If the driver does black out, Mr Tay said that passengers need to consider their environment and that their reaction times might not be quick enough.

He rebuffed the idea of pulling the vehicle's handbrake, which some netizens suggested: "If you pull the handbrake while going at a relatively fast speed, the car will spin and it is very dangerous. Any reaction to a moving vehicle must consider many factors."

Mr Pereira added that newer car models have different handbrakes which passengers might not even be able to find easily nor reach for.

Mr Tay also said that passengers could, instead, switch on the vehicle's hazard lights to alert other motorists, or try to control the steering if they can, depending on the circumstances.

But the latter is difficult unless passengers are professional drivers or are trained and have, for example, taken safety courses, he said.

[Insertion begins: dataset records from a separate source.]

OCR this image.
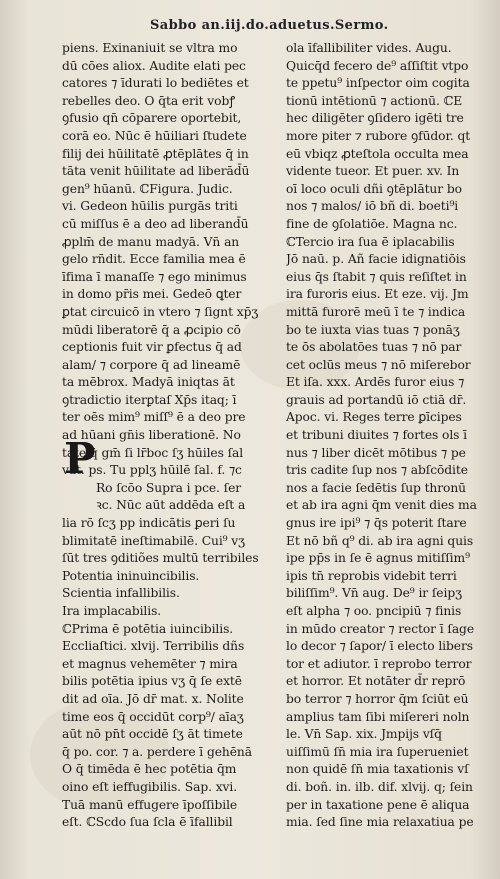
Sabbo an.iij.do.aduetus.Sermo.
piens. Exinaniuit se vltra mo
dū cōes aliox. Audite elati pec
catores ⁊ īdurati lo bediētes et
rebelles deo. O q̄ta erit vobꝭ
ꝯfusio qn̄ cōparere oportebit,
corā eo. Nūc ē hūiliari ſtudete
filij dei hūilitatē ꝓtēplātes q̄ in
tāta venit hūilitate ad liberād̄ū
gen⁹ hūanū. ℂFigura. Judic.
vi. Gedeon hūilis purgās triti
cū miſſus ē a deo ad liberand̄ū
ꝓplm̄ de manu madyā. Vn̄ an
gelo rn̄dit. Ecce familia mea ē
īfima ī manaſſe ⁊ ego minimus
in domo pr̄is mei. Gedeō ꝗter
ꝑtat circuicō in vtero ⁊ ſignt xp̄ʒ
mūdi liberatorē q̄ a ꝓcipio cō
ceptionis fuit vir ꝑfectus q̄ ad
alam/ ⁊ corpore q̄ ad lineamē
ta mēbrox. Madyā iniqtas āt
ꝯtradictio iterꝑtaſ Xp̄s itaq; ī
ter oēs mim⁹ miſſ⁹ ē a deo pre
ad hūani gn̄is liberationē. No
tate q̄ gm̄ ſi lr̄boc ſʒ hūiles ſal
vat. ps. Tu pplʒ hūilē ſal. f. ⁊c
Ro ſcōo Supra i pce. ſer
ꝛc. Nūc aūt addēda eſt a
lia rō ſcʒ pp indicātis ꝑeri ſu
blimitatē ineſtimabilē. Cui⁹ vʒ
ſūt tres ꝯditiões multū terribiles
Potentia ininuincibilis.
Scientia infallibilis.
Ira implacabilis.
ℂPrima ē potētia iuincibilis.
Eccliaſtici. xlvij. Terribilis dñs
et magnus vehemēter ⁊ mira
bilis potētia ipius vʒ q̄ ſe extē
dit ad oīa. Jō dr̄ mat. x. Nolite
time eos q̄ occidūt corp⁹/ aīaʒ
aūt nō pn̄t occidē ſʒ āt timete
q̄ po. cor. ⁊ a. perdere ī gehēnā
O q̄ timēda ē hec potētia q̄m
oino eſt ieffugibilis. Sap. xvi.
Tuā manū effugere īpoſſibile
eſt. ℂScdo ſua ſcla ē īfallibil
ola īfallibiliter vides. Augu.
Quicq̄d fecero de⁹ aſſiſtit vtpo
te ppetu⁹ inſpector oim cogita
tionū intētionū ⁊ actionū. ℂE
hec diligēter ꝯſidero igēti tre
more piter ⁊ rubore ꝯfūdor. qt
eū vbiqz ꝓteſtola occulta mea
vidente tueor. Et puer. xv. In
oī loco oculi dñi ꝯtēplātur bo
nos ⁊ malos/ iō bñ di. boeti⁹i
fine de ꝯſolatiōe. Magna nc.
ℂTercio ira ſua ē iplacabilis
Jō naū. p. Añ facie idignatiōis
eius q̄s ſtabit ⁊ quis reſiſtet in
ira furoris eius. Et eze. vij. Jm
mittā furorē meū ī te ⁊ indica
bo te iuxta vias tuas ⁊ ponāʒ
te ōs abolatōes tuas ⁊ nō par
cet oclūs meus ⁊ nō miſerebor
Et iſa. xxx. Ardēs furor eius ⁊
grauis ad portandū iō ctiā dr̄.
Apoc. vi. Reges terre ꝑīcipes
et tribuni diuites ⁊ fortes ols ī
nus ⁊ liber dicēt mōtibus ⁊ pe
tris cadite ſup nos ⁊ abſcōdite
nos a facie ſedētis ſup thronū
et ab ira agni q̄m venit dies ma
gnus ire ipi⁹ ⁊ q̄s poterit ſtare
Et nō bñ q⁹ di. ab ira agni quis
ipe pp̄s in ſe ē agnus mitiſſim⁹
ipis tn̄ reprobis videbit terri
biliſſim⁹. Vn̄ aug. De⁹ ir ſeipʒ
eſt alpha ⁊ oo. pncipiū ⁊ finis
in mūdo creator ⁊ rector ī ſage
lo decor ⁊ ſapor/ ī electo libers
tor et adiutor. ī reprobo terror
et horror. Et notāter d̄r reprō
bo terror ⁊ horror q̄m ſciūt eū
amplius tam ſibi miſereri noln
le. Vn̄ Sap. xix. Jmpijs vſq̄
uiſſimū ſn̄ mia ira ſuperueniet
non quidē ſn̄ mia taxationis vſ
di. boñ. in. ilb. dif. xlvij. q; ſein
per in taxatione pene ē aliqua
mia. ſed ſine mia relaxatiua pe
P
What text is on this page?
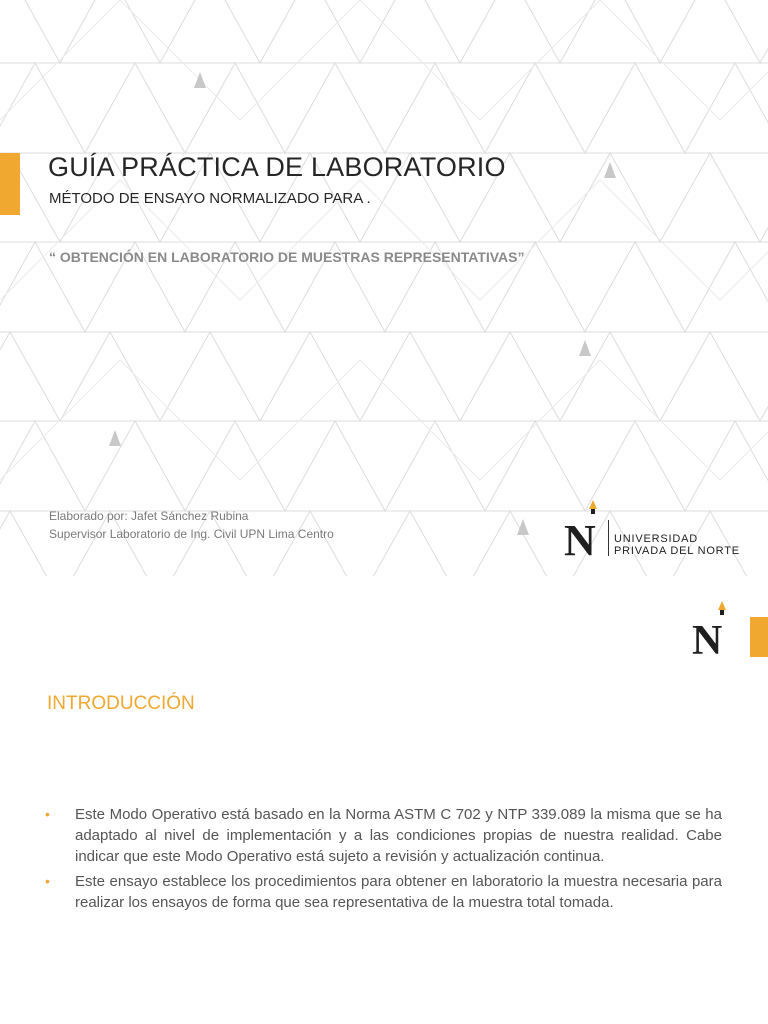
GUÍA PRÁCTICA DE LABORATORIO
MÉTODO DE ENSAYO NORMALIZADO PARA .
“ OBTENCIÓN EN LABORATORIO DE MUESTRAS REPRESENTATIVAS”
Elaborado por: Jafet Sánchez Rubina
Supervisor Laboratorio de Ing. Civil UPN Lima Centro	N UNIVERSIDAD
PRIVADA DEL NORTE
N
INTRODUCCIÓN
• Este Modo Operativo está basado en la Norma ASTM C 702 y NTP 339.089 la misma que se ha adaptado al nivel de implementación y a las condiciones propias de nuestra realidad. Cabe indicar que este Modo Operativo está sujeto a revisión y actualización continua.
• Este ensayo establece los procedimientos para obtener en laboratorio la muestra necesaria para realizar los ensayos de forma que sea representativa de la muestra total tomada.
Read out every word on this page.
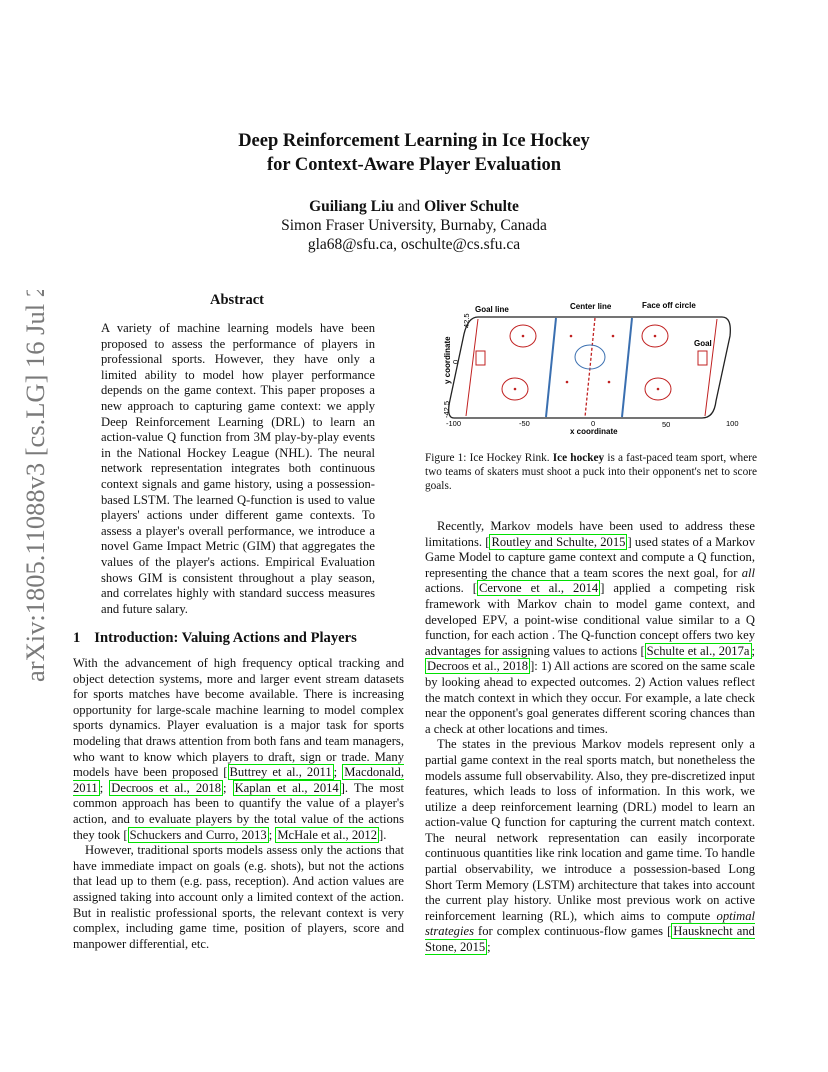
arXiv:1805.11088v3 [cs.LG] 16 Jul 2018
Deep Reinforcement Learning in Ice Hockey
for Context-Aware Player Evaluation
Guiliang Liu and Oliver Schulte
Simon Fraser University, Burnaby, Canada
gla68@sfu.ca, oschulte@cs.sfu.ca
Abstract

A variety of machine learning models have been proposed to assess the performance of players in professional sports. However, they have only a limited ability to model how player performance depends on the game context. This paper proposes a new approach to capturing game context: we apply Deep Reinforcement Learning (DRL) to learn an action-value Q function from 3M play-by-play events in the National Hockey League (NHL). The neural network representation integrates both continuous context signals and game history, using a possession-based LSTM. The learned Q-function is used to value players' actions under different game contexts. To assess a player's overall performance, we introduce a novel Game Impact Metric (GIM) that aggregates the values of the player's actions. Empirical Evaluation shows GIM is consistent throughout a play season, and correlates highly with standard success measures and future salary.

1 Introduction: Valuing Actions and Players

With the advancement of high frequency optical tracking and object detection systems, more and larger event stream datasets for sports matches have become available. There is increasing opportunity for large-scale machine learning to model complex sports dynamics. Player evaluation is a major task for sports modeling that draws attention from both fans and team managers, who want to know which players to draft, sign or trade. Many models have been proposed [ Buttrey et al., 2011 ; Macdonald, 2011 ; Decroos et al., 2018 ; Kaplan et al., 2014 ]. The most common approach has been to quantify the value of a player's action, and to evaluate players by the total value of the actions they took [ Schuckers and Curro, 2013 ; McHale et al., 2012 ].

However, traditional sports models assess only the actions that have immediate impact on goals (e.g. shots), but not the actions that lead up to them (e.g. pass, reception). And action values are assigned taking into account only a limited context of the action. But in realistic professional sports, the relevant context is very complex, including game time, position of players, score and manpower differential, etc.

Goal line	Center line	Face off circle
Goal
42.5
y coordinate 0
-42.5
-100	-50	0	50	100
x coordinate
Figure 1: Ice Hockey Rink. Ice hockey is a fast-paced team sport, where two teams of skaters must shoot a puck into their opponent's net to score goals.

Recently, Markov models have been used to address these limitations. [ Routley and Schulte, 2015 ] used states of a Markov Game Model to capture game context and compute a Q function, representing the chance that a team scores the next goal, for all actions. [ Cervone et al., 2014 ] applied a competing risk framework with Markov chain to model game context, and developed EPV, a point-wise conditional value similar to a Q function, for each action . The Q-function concept offers two key advantages for assigning values to actions [ Schulte et al., 2017a ; Decroos et al., 2018 ]: 1) All actions are scored on the same scale by looking ahead to expected outcomes. 2) Action values reflect the match context in which they occur. For example, a late check near the opponent's goal generates different scoring chances than a check at other locations and times.

The states in the previous Markov models represent only a partial game context in the real sports match, but nonetheless the models assume full observability. Also, they pre-discretized input features, which leads to loss of information. In this work, we utilize a deep reinforcement learning (DRL) model to learn an action-value Q function for capturing the current match context. The neural network representation can easily incorporate continuous quantities like rink location and game time. To handle partial observability, we introduce a possession-based Long Short Term Memory (LSTM) architecture that takes into account the current play history. Unlike most previous work on active reinforcement learning (RL), which aims to compute optimal strategies for complex continuous-flow games [ Hausknecht and Stone, 2015 ;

Said Mr Pereira: "Whether a (passenger) is a driver will affect how he reacts. For me, I would use the steering wheel and try to bring the car to the nearest corner or wall, and try to move the driver's right leg off the accelerator.

"But a person who doesn't know how to drive might not know that."

For motorists who encounter a driver whose vehicle is out of control, Mr Pereira advised them to slow down as much as possible, and try to sound the horn to alert the driver who might have dozed off.